Ласунский О. Житель родного города. C. 68.

315

Платонов А. Новое Евангелие // Платонов А. Сочинения. Т. 1. Кн. 2. C. 192–194. См. также: Там же. C. 377–387.

316

Основание комиссии по гидрофикации было сделано специально под Платонова. Этим он был обязан, судя по всему, давнему своему ментору и покровителю, партийному функционеру, руководителю Воронежского отдела пропаганды Андрею Божко-Божинскому. См.: Ласунский О. Житель родного города. C. 109–111.

После ряда переименований и переструктурирований платоновское институциональное детище, комиссия по гидрофикации «Губкомгидро», в марте 1922 года была подчинена Губернскому земельному управлению как отдел ирригации, что более-менее закрепило ее позиции в управленческом аппарате, хотя Платонову и его сотрудникам вплоть до июля 1922 года приходилось бороться за финансирование 317 .

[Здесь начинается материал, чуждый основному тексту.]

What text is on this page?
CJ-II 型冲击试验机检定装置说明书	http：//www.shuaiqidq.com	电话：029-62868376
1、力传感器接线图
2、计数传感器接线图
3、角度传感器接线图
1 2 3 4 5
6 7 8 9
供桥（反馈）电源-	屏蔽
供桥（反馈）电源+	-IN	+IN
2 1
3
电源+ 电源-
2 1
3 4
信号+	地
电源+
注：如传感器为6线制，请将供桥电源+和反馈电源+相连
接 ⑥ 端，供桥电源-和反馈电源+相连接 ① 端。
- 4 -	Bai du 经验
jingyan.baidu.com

В то же самое время Платонов разрабатывал механизмы повествовательной техники, пользуясь нарративным аппаратом фотоэлектромагнитного резонатора-трансформатора. В рассказе «Сатана мысли» (1922) с подзаголовком «Фантазия» изобретение фотоэлектромагнитного резонатора-трансформатора вплетается в научно-фантастический сюжет 318 . В этом тексте Платонов придерживается структуры своих предшествовавших электронарративов «Жажда нищего» и «Невозможное», состоящих из статического обрамляющего описания и динамического внутреннего рассказа, но отказывается от автореференциальной игры в прятки и обнажения инстанции рассказчика. Рассказчик «Сатаны мысли» есть внедиегетический аукториальный рассказчик, а герой, в отличие от абстрактного инженера Электрона и безымянного электрика из «Невозможного», приобретает имя и биографию.

317

См.: Платонов А. Сочинения. Т. 1. Кн. 2. C. 388–396; Антонова Е. «Губмелиоратор тов. Платонов». По материалам Наркомата земледелия 1921–1926 // Корниенко Н. (сост.) «Страна философов» Андрея Платонова: Проблемы творчества. Вып. 3. М.: Наследие, 1999. C. 476–508.

318

Публикацией написанного в конце 1921 года рассказа (параллельно с «Невозможным») во втором номере краснодарского журнала «Путь коммунизма» Платонов был обязан своему тесному знакомству с Литвиным-Молотовым. Литвин-Молотов еще в середине 1921 года был переведен в Краснодар для организации партийного (но в условиях НЭПа кооперативно финансируемого) издательства «Буревестник», где летом 1922 года вышла книга стихов Платонова «Голубая глубина». Cм.: Ласунский О. Житель родного города. C. 138.

Он был когда-то нежным, печальным ребенком, любящим мать, и родные плетни, и поле, и небо над всеми ими. По вечерам в слободе звонили колокола родными жалостными голосами, и ревел гудок, и приходил отец с работы, брал его на руки и целовал в большие синие глаза. <…> и мальчику казалось, что и гудок и колокола поют о далеких и умерших, о том, что невозможно и чего не может быть на земле, но чего хочется. <…> В нем цвела душа, как во всяком ребенке, в него входили темные, неудержимые, страстные силы мира и превращались в человека. Это чудо, на которое любуется каждая мать каждый день в своем ребенке. Мать спасает мир, потому что делает его человеком 319 .

319

Платонов А. Сатана мысли // Платонов А. Сочинения. Т. 1. Кн. 1. C. 197.

В начале рассказа герой – еще не индивидуализированный образ, а обычный ребенок в семейной идиллии рабочего предместья, социальная гармония которого входит в сознание ребенка как благозвучие церковных колоколов и заводского гудка. Нежные звуки, которые стоят в резком противоречии к ранним выпадам Платонова против любви как «пола, физиологии и размножения», отчетливо маркируют внутреннее преображение его сознания – как-никак Мария Кашинцева была на пятом месяце беременности, когда вышел этот рассказ.